Saturday, October 2, 2010

Cold War Kids-We Used To Vacation


It's a celebration people. Amitch, one of our best buddies and creator of the upcoming Jamandahalf shirts, comes by with a true gem. After almost a year of giving him shit for his first post, Mitch comes through with his trademark wit, humor, and great taste in music. We hope the jams keep coming. Enjoy.

I first heard the Cold War Kids in a hospital bed in Memphis, Tennessee. I traded CDs with the nurses, attempting to spread indie rock through the South via cute 24 year-olds with fat diamonds already sitting on their ring fingers. I felt like God, or an American in a small Brazilian village handing out technology that would revolutionize their way of life. I didn’t always get good music in return - that was until I met Stacie. Nurse Stacie has a husband who was/is on point with new indie tunes. He probably writes a music blog and torrents b-sides and live shows, sucking all that a song offers out in couple plays, like they are otter pops in a never-ending Costco box. Needless to say, Stacies mixes were fresh to death. Not literally, I’m still alive.

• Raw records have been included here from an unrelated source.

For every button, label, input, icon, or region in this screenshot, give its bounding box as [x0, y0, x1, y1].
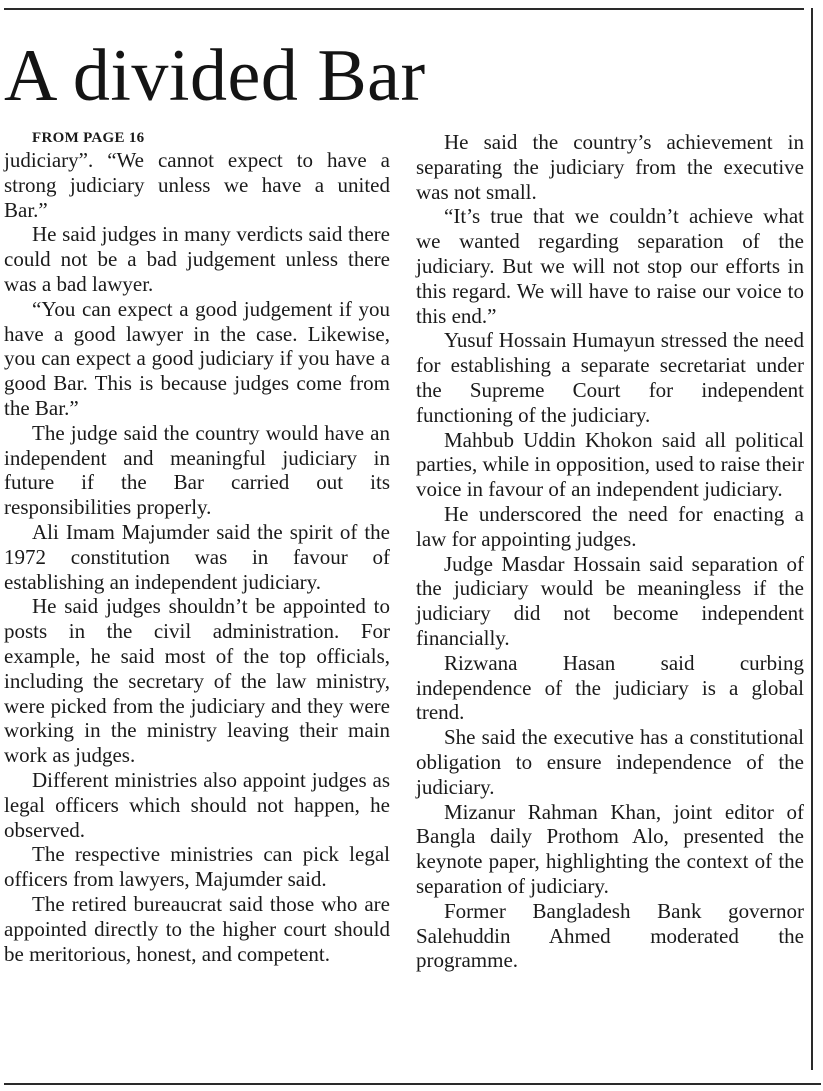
bottom-rule — [4, 1083, 821, 1085]
paragraph: Different ministries also appoint judges as legal officers which should not happen, he observed. — [4, 767, 390, 842]
paragraph: The retired bureaucrat said those who are appointed directly to the higher court should be meritorious, honest, and competent. — [4, 891, 390, 966]
paragraph: Mahbub Uddin Khokon said all political parties, while in opposition, used to raise their voice in favour of an independent judiciary. — [416, 427, 804, 502]
top-rule — [4, 8, 804, 10]
paragraph: Yusuf Hossain Humayun stressed the need for establishing a separate secretariat under the Supreme Court for independent functioning of the judiciary. — [416, 328, 804, 427]
paragraph: He underscored the need for enacting a law for appointing judges. — [416, 501, 804, 551]
paragraph: Ali Imam Majumder said the spirit of the 1972 constitution was in favour of establishing an independent judiciary. — [4, 519, 390, 594]
paragraph: Former Bangladesh Bank governor Salehuddin Ahmed moderated the programme. — [416, 898, 804, 973]
paragraph: She said the executive has a constitutional obligation to ensure independence of the judiciary. — [416, 725, 804, 799]
paragraph: The respective ministries can pick legal officers from lawyers, Majumder said. — [4, 842, 390, 892]
headline: A divided Bar — [4, 35, 426, 117]
paragraph: He said judges in many verdicts said there could not be a bad judgement unless there was a bad lawyer. — [4, 222, 390, 296]
article-column-left — [4, 128, 390, 966]
paragraph: The judge said the country would have an independent and meaningful judiciary in future if the Bar carried out its responsibilities properly. — [4, 420, 390, 520]
paragraph: He said judges shouldn’t be appointed to posts in the civil administration. For example, he said most of the top officials, including the secretary of the law ministry, were picked from the judiciary and they were working in the ministry leaving their main work as judges. — [4, 594, 390, 768]
paragraph: Mizanur Rahman Khan, joint editor of Bangla daily Prothom Alo, presented the keynote paper, highlighting the context of the separation of judiciary. — [416, 799, 804, 898]
paragraph: “It’s true that we couldn’t achieve what we wanted regarding separation of the judiciary. But we will not stop our efforts in this regard. We will have to raise our voice to this end.” — [416, 204, 804, 328]
paragraph: He said the country’s achievement in separating the judiciary from the executive was not small. — [416, 130, 804, 204]
article-column-right — [416, 130, 804, 973]
right-rule — [811, 8, 813, 1070]
paragraph: Rizwana Hasan said curbing independence of the judiciary is a global trend. — [416, 650, 804, 725]
paragraph: Judge Masdar Hossain said separation of the judiciary would be meaningless if the judiciary did not become independent financially. — [416, 551, 804, 650]
dateline: FROM PAGE 16 — [32, 130, 145, 146]
paragraph: judiciary”. “We cannot expect to have a strong judiciary unless we have a united Bar.” — [4, 148, 390, 222]
paragraph: “You can expect a good judgement if you have a good lawyer in the case. Likewise, you can expect a good judiciary if you have a good Bar. This is because judges come from the Bar.” — [4, 296, 390, 420]
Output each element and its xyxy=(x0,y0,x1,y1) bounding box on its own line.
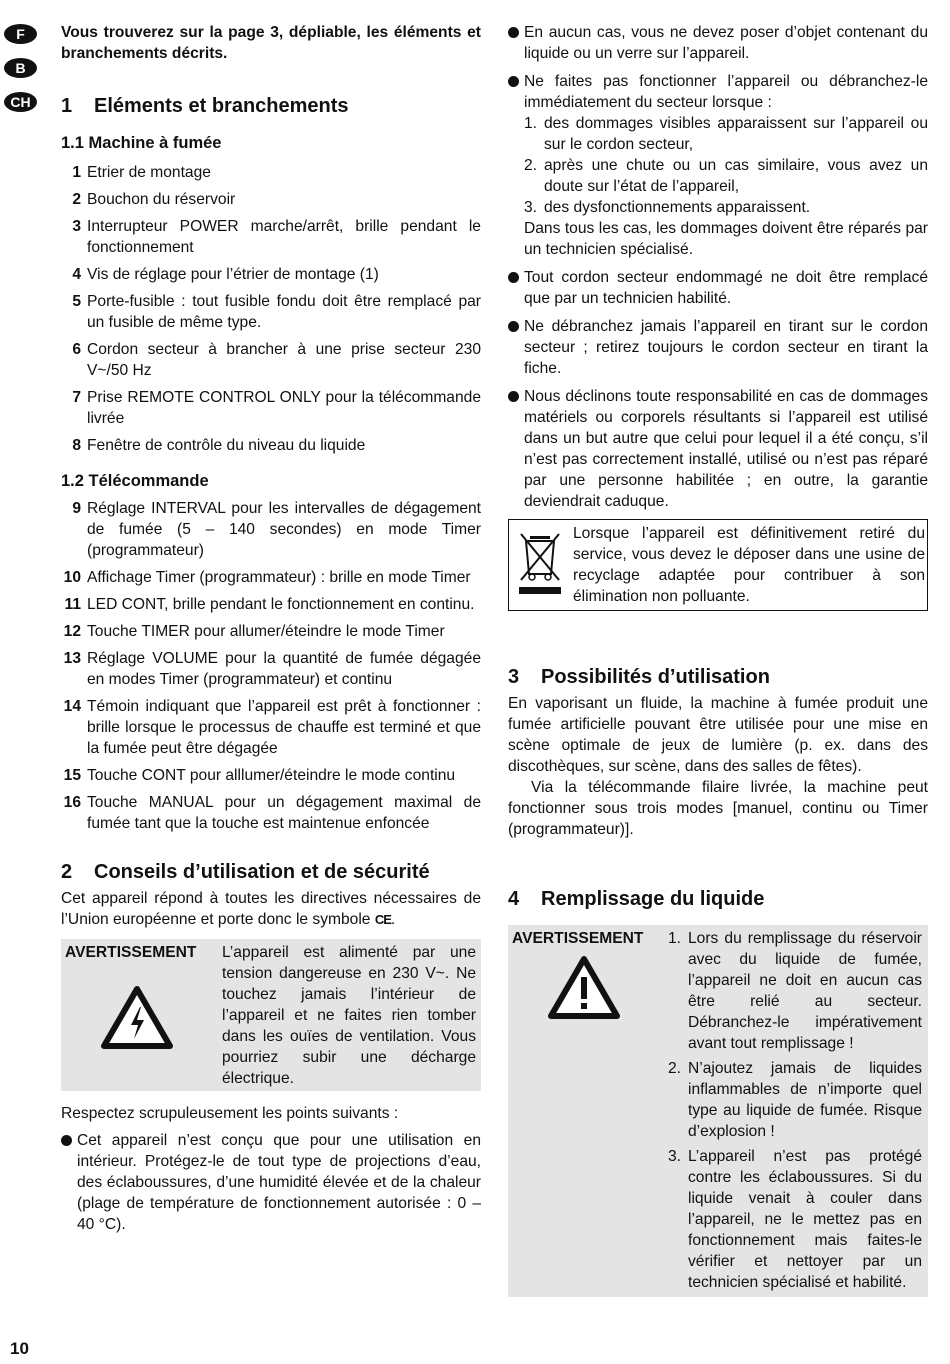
subsection-1-1-heading: 1.1 Machine à fumée xyxy=(61,134,222,152)
left-column xyxy=(61,22,481,1242)
list-item: Cet appareil n’est conçu que pour une utilisation en intérieur. Protégez-le de tout type de projections d’eau, des éclaboussures, d’une humidité élevée et de la chaleur (plage de température de fonctionnement autorisée : 0 – 40 °C). xyxy=(61,1130,481,1235)
section-1-heading xyxy=(61,94,481,118)
section-title: Conseils d’utilisation et de sécurité xyxy=(94,861,430,883)
section-3-paragraph-1: En vaporisant un fluide, la machine à fumée produit une fumée artificielle pouvant être utilisée pour une mise en scène optimale de jeux de lumière (p. ex. dans des discothèques, sur scène, dans des salles de fêtes). xyxy=(508,695,928,775)
list-item: 7 Prise REMOTE CONTROL ONLY pour la télécommande livrée xyxy=(72,389,481,427)
crossed-bin-icon xyxy=(517,530,563,596)
list-item: 1 Etrier de montage xyxy=(72,164,211,181)
respect-text: Respectez scrupuleusement les points suivants : xyxy=(61,1105,399,1122)
bullet-icon xyxy=(61,1135,72,1146)
subsection-1-2-heading: 1.2 Télécommande xyxy=(61,472,209,490)
section-number: 3 xyxy=(508,666,520,688)
bullet-icon xyxy=(508,272,519,283)
list-item: 13 Réglage VOLUME pour la quantité de fumée dégagée en modes Timer (programmateur) et continu xyxy=(63,650,481,688)
list-item: 3 Interrupteur POWER marche/arrêt, brille pendant le fonctionnement xyxy=(72,218,481,256)
list-item: 8 Fenêtre de contrôle du niveau du liquide xyxy=(72,437,366,454)
right-column xyxy=(508,22,928,1297)
bullet-icon xyxy=(508,321,519,332)
parts-list-machine xyxy=(61,162,481,456)
warning-text: L’appareil est alimenté par une tension dangereuse en 230 V~. Ne touchez jamais l’intérieur de l’appareil et ne faites rien tomber dans les ouïes de ventilation. Vous pourriez subir une décharge électrique. xyxy=(222,944,476,1087)
list-item: 2. N’ajoutez jamais de liquides inflammables de n’importe quel type au liquide de fumée. Risque d’explosion ! xyxy=(668,1060,922,1140)
warning-label: AVERTISSEMENT xyxy=(65,944,197,961)
section-number: 2 xyxy=(61,861,73,883)
language-badge-ch: CH xyxy=(4,92,37,112)
list-item: 16 Touche MANUAL pour un dégagement maximal de fumée tant que la touche est maintenue enfoncée xyxy=(63,794,481,832)
section-2-heading xyxy=(61,860,481,884)
language-badge-b: B xyxy=(4,58,37,78)
list-item: Ne débranchez jamais l’appareil en tirant sur le cordon secteur ; retirez toujours le cordon secteur en tirant la fiche. xyxy=(508,316,928,379)
page-number: 10 xyxy=(10,1339,29,1358)
parts-list-remote xyxy=(61,498,481,834)
list-item: 11 LED CONT, brille pendant le fonctionnement en continu. xyxy=(64,596,475,613)
list-item: 6 Cordon secteur à brancher à une prise secteur 230 V~/50 Hz xyxy=(72,341,481,379)
list-item: 15 Touche CONT pour alllumer/éteindre le mode continu xyxy=(63,767,456,784)
warning-box-voltage xyxy=(61,939,481,1091)
condition-list xyxy=(524,113,928,218)
list-item: 12 Touche TIMER pour allumer/éteindre le mode Timer xyxy=(63,623,445,640)
filling-warning-list xyxy=(668,928,922,1293)
section-4-heading xyxy=(508,887,928,911)
list-item: 2. après une chute ou un cas similaire, vous avez un doute sur l’état de l’appareil, xyxy=(524,157,928,195)
list-item: 10 Affichage Timer (programmateur) : brille en mode Timer xyxy=(63,569,471,586)
recycling-box xyxy=(508,519,928,611)
warning-box-filling xyxy=(508,925,928,1297)
high-voltage-warning-icon xyxy=(101,985,173,1049)
list-item: 14 Témoin indiquant que l’appareil est prêt à fonctionner : brille lorsque le processus de chauffe est terminé et que la fumée peut être dégagée xyxy=(63,698,481,757)
list-item: Nous déclinons toute responsabilité en cas de dommages matériels ou corporels résultants si l’appareil est utilisé dans un but autre que celui pour lequel il a été conçu, s’il n’est pas correctement installé, utilisé ou n’est pas réparé par une personne habilitée ; en outre, la garantie deviendrait caduque. xyxy=(508,386,928,512)
bullet-icon xyxy=(508,27,519,38)
list-item: Tout cordon secteur endommagé ne doit être remplacé que par un technicien habilité. xyxy=(508,267,928,309)
list-item: 3. L’appareil n’est pas protégé contre les éclaboussures. Si du liquide venait à couler dans l’appareil, ne le mettez pas en fonctionnement mais faites-le vérifier et nettoyer par un technicien spécialisé et habilité. xyxy=(668,1148,922,1291)
safety-bullets-left xyxy=(61,1130,481,1235)
section-title: Eléments et branchements xyxy=(94,95,349,117)
list-item: En aucun cas, vous ne devez poser d’objet contenant du liquide ou un verre sur l’appareil. xyxy=(508,22,928,64)
section-3-paragraph-2: Via la télécommande filaire livrée, la machine peut fonctionner sous trois modes [manuel, continu ou Timer (programmateur)]. xyxy=(508,779,928,838)
repair-note: Dans tous les cas, les dommages doivent être réparés par un technicien spécialisé. xyxy=(524,220,928,258)
section-number: 4 xyxy=(508,888,520,910)
warning-label: AVERTISSEMENT xyxy=(512,930,644,947)
bullet-icon xyxy=(508,391,519,402)
list-item: 4 Vis de réglage pour l’étrier de montage (1) xyxy=(72,266,379,283)
list-item: 2 Bouchon du réservoir xyxy=(72,191,236,208)
section-number: 1 xyxy=(61,95,73,117)
exclamation-warning-icon xyxy=(548,955,620,1019)
list-item: 3. des dysfonctionnements apparaissent. xyxy=(524,199,811,216)
language-badge-f: F xyxy=(4,24,37,44)
bullet-icon xyxy=(508,76,519,87)
list-item: 1. des dommages visibles apparaissent sur l’appareil ou sur le cordon secteur, xyxy=(524,115,928,153)
list-item: 9 Réglage INTERVAL pour les intervalles de dégagement de fumée (5 – 140 secondes) en mode Timer (programmateur) xyxy=(72,500,481,559)
list-item: 5 Porte-fusible : tout fusible fondu doit être remplacé par un fusible de même type. xyxy=(72,293,481,331)
list-item: Ne faites pas fonctionner l’appareil ou débranchez-le immédiatement du secteur lorsque : 1. des dommages visibles apparaissent sur l’appareil ou sur le cordon secteur, 2. après une chute ou un cas similaire, vous avez un doute sur l’état de l’appareil, 3. des dysfonctionnements apparaissent. Dans tous les cas, les dommages doivent être réparés par un technicien spécialisé. xyxy=(508,71,928,260)
recycling-text: Lorsque l’appareil est définitivement retiré du service, vous devez le déposer dans une usine de recyclage adaptée pour contribuer à son élimination non polluante. xyxy=(573,525,925,605)
safety-bullets-right xyxy=(508,22,928,512)
section-title: Possibilités d’utilisation xyxy=(541,666,770,688)
ce-mark: CE xyxy=(374,912,391,927)
section-2-intro: Cet appareil répond à toutes les directives nécessaires de l’Union européenne et porte donc le symbole CE. xyxy=(61,890,481,928)
language-badges xyxy=(4,24,40,126)
intro-text: Vous trouverez sur la page 3, dépliable, les éléments et branchements décrits. xyxy=(61,24,481,62)
section-title: Remplissage du liquide xyxy=(541,888,765,910)
section-3-heading xyxy=(508,665,928,689)
list-item: 1. Lors du remplissage du réservoir avec du liquide de fumée, l’appareil ne doit en aucun cas être relié au secteur. Débranchez-le impérativement avant tout remplissage ! xyxy=(668,930,922,1052)
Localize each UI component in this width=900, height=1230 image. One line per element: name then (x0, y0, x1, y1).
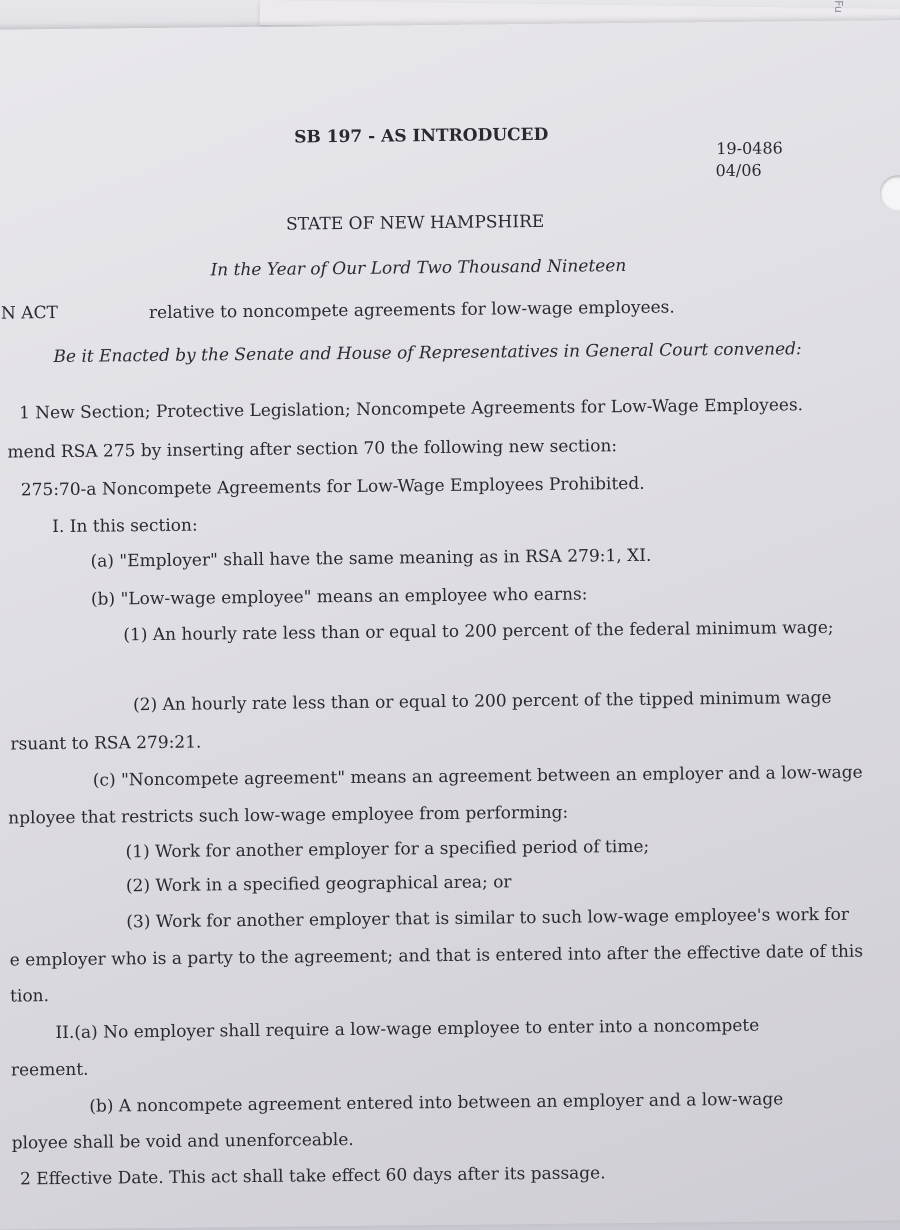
paragraph-2a-cont: reement. (10, 1059, 89, 1081)
paragraph-1c: (c) "Noncompete agreement" means an agreement between an employer and a low-wage (92, 762, 863, 791)
paragraph-1c-3: (3) Work for another employer that is similar to such low-wage employee's work for (126, 904, 850, 933)
state-heading: STATE OF NEW HAMPSHIRE (285, 211, 545, 235)
section-1-new-section: 275:70-a Noncompete Agreements for Low-Wage Employees Prohibited. (20, 473, 645, 501)
paragraph-1c-2: (2) Work in a specified geographical area; or (125, 872, 512, 897)
section-2-effective-date: 2 Effective Date. This act shall take effect 60 days after its passage. (19, 1163, 606, 1190)
enacting-clause: Be it Enacted by the Senate and House of Representatives in General Court convened: (53, 339, 802, 368)
paragraph-2b: (b) A noncompete agreement entered into between an employer and a low-wage (89, 1089, 784, 1117)
paragraph-1b-2-cont: rsuant to RSA 279:21. (10, 732, 202, 755)
paragraph-1b: (b) "Low-wage employee" means an employee who earns: (90, 584, 588, 610)
paragraph-2a: II.(a) No employer shall require a low-wage employee to enter into a noncompete (55, 1015, 760, 1044)
paragraph-1a: (a) "Employer" shall have the same meaning as in RSA 279:1, XI. (90, 545, 652, 572)
paragraph-1b-2: (2) An hourly rate less than or equal to 200 percent of the tipped minimum wage (132, 687, 832, 716)
section-1-heading: 1 New Section; Protective Legislation; Noncompete Agreements for Low-Wage Employees. (18, 395, 804, 424)
paragraph-2b-cont: ployee shall be void and unenforceable. (11, 1129, 354, 1154)
paragraph-1c-cont: nployee that restricts such low-wage employee from performing: (8, 802, 569, 829)
paragraph-1c-1: (1) Work for another employer for a specified period of time; (125, 836, 650, 863)
bill-title: SB 197 - AS INTRODUCED (294, 124, 549, 148)
paragraph-1c-3-cont: e employer who is a party to the agreement; and that is entered into after the effective date of this (9, 941, 864, 971)
section-1-amend: mend RSA 275 by inserting after section 70 the following new section: (7, 436, 618, 463)
act-label: N ACT (0, 302, 58, 324)
doc-date: 04/06 (715, 160, 762, 181)
act-subject: relative to noncompete agreements for low-wage employees. (148, 297, 675, 324)
corner-sheet-text: Fu (831, 0, 845, 13)
doc-number: 19-0486 (716, 138, 783, 159)
paragraph-1: I. In this section: (52, 515, 198, 538)
paragraph-1c-3-cont2: tion. (10, 986, 50, 1007)
paragraph-1b-1: (1) An hourly rate less than or equal to 200 percent of the federal minimum wage; (123, 617, 834, 646)
punch-hole (880, 175, 900, 211)
document-page (0, 20, 900, 1230)
year-line: In the Year of Our Lord Two Thousand Nineteen (210, 256, 627, 281)
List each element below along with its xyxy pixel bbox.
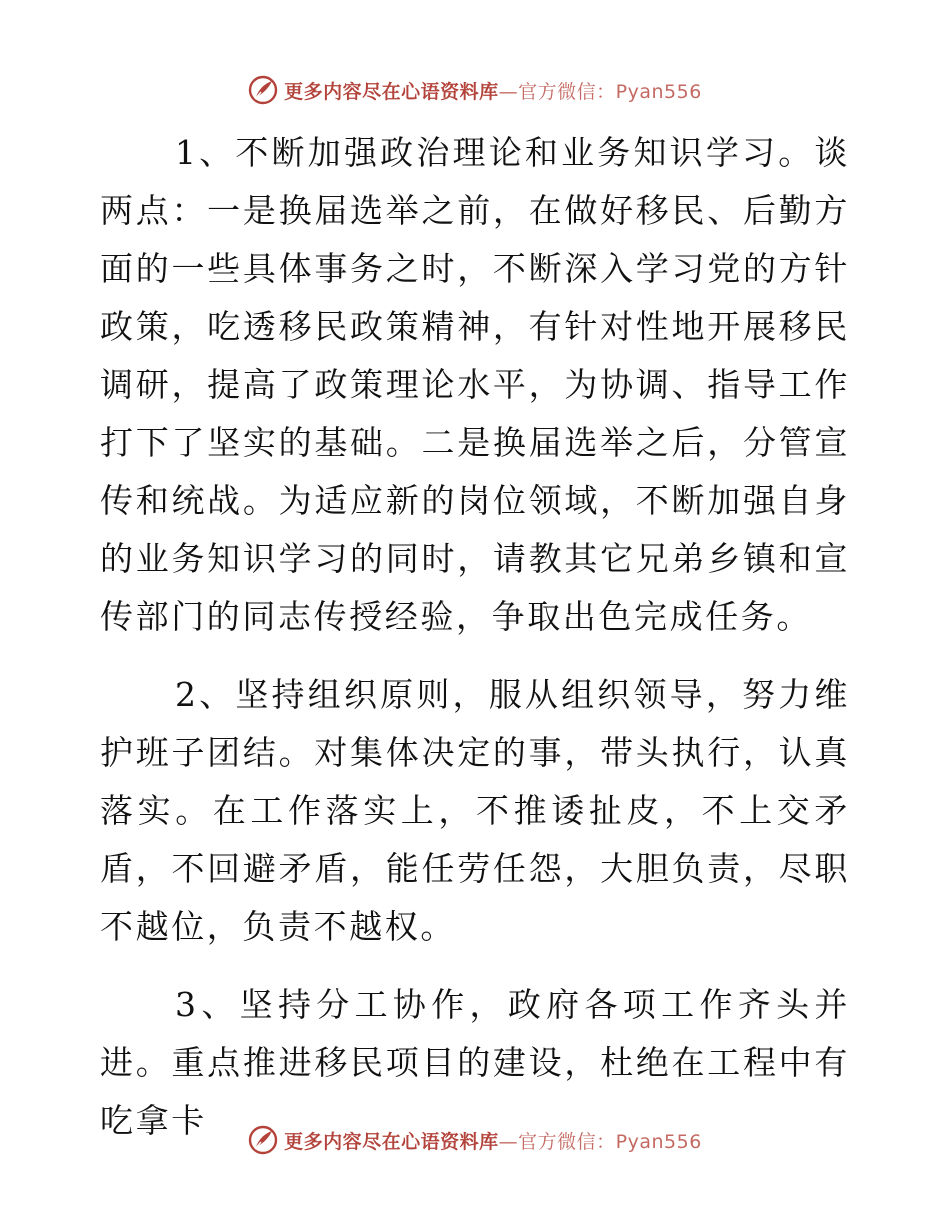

During my re-acquaintance with the Cold War Kids this last summer, I fell in love with We Used to Vacation, an eerie song that tells the story of alcoholic father who fails his family. The lyrics are real, everyday, and unglamorous. They build a circumstance you can imagine might affect anyone: drunk fuck ups – with a family to apologize to. Yet when the drums slow and the guitar sits idol for a chorus that states, “I told my wife and children I’d never take another drink as long as I live/Yet it sounds so soothing, to mix a gin and sink into oblivion,” I get nersty case of goose bumps. And then a subsequent bridge that feels like a horror show guitar solo, paired with a rattlesnake maraca that reminds me of the wedding massacre in Kill Bill I.

I can’t always handle the voice of Cold War vocalist, Nathan Willet, but in this song, his predicament and jarring portrayal of apathetic sincerity seals a deal with suburban alcoholic fathers from Vancouver, Washington to Claremont, California. Hence: Jam and a Half.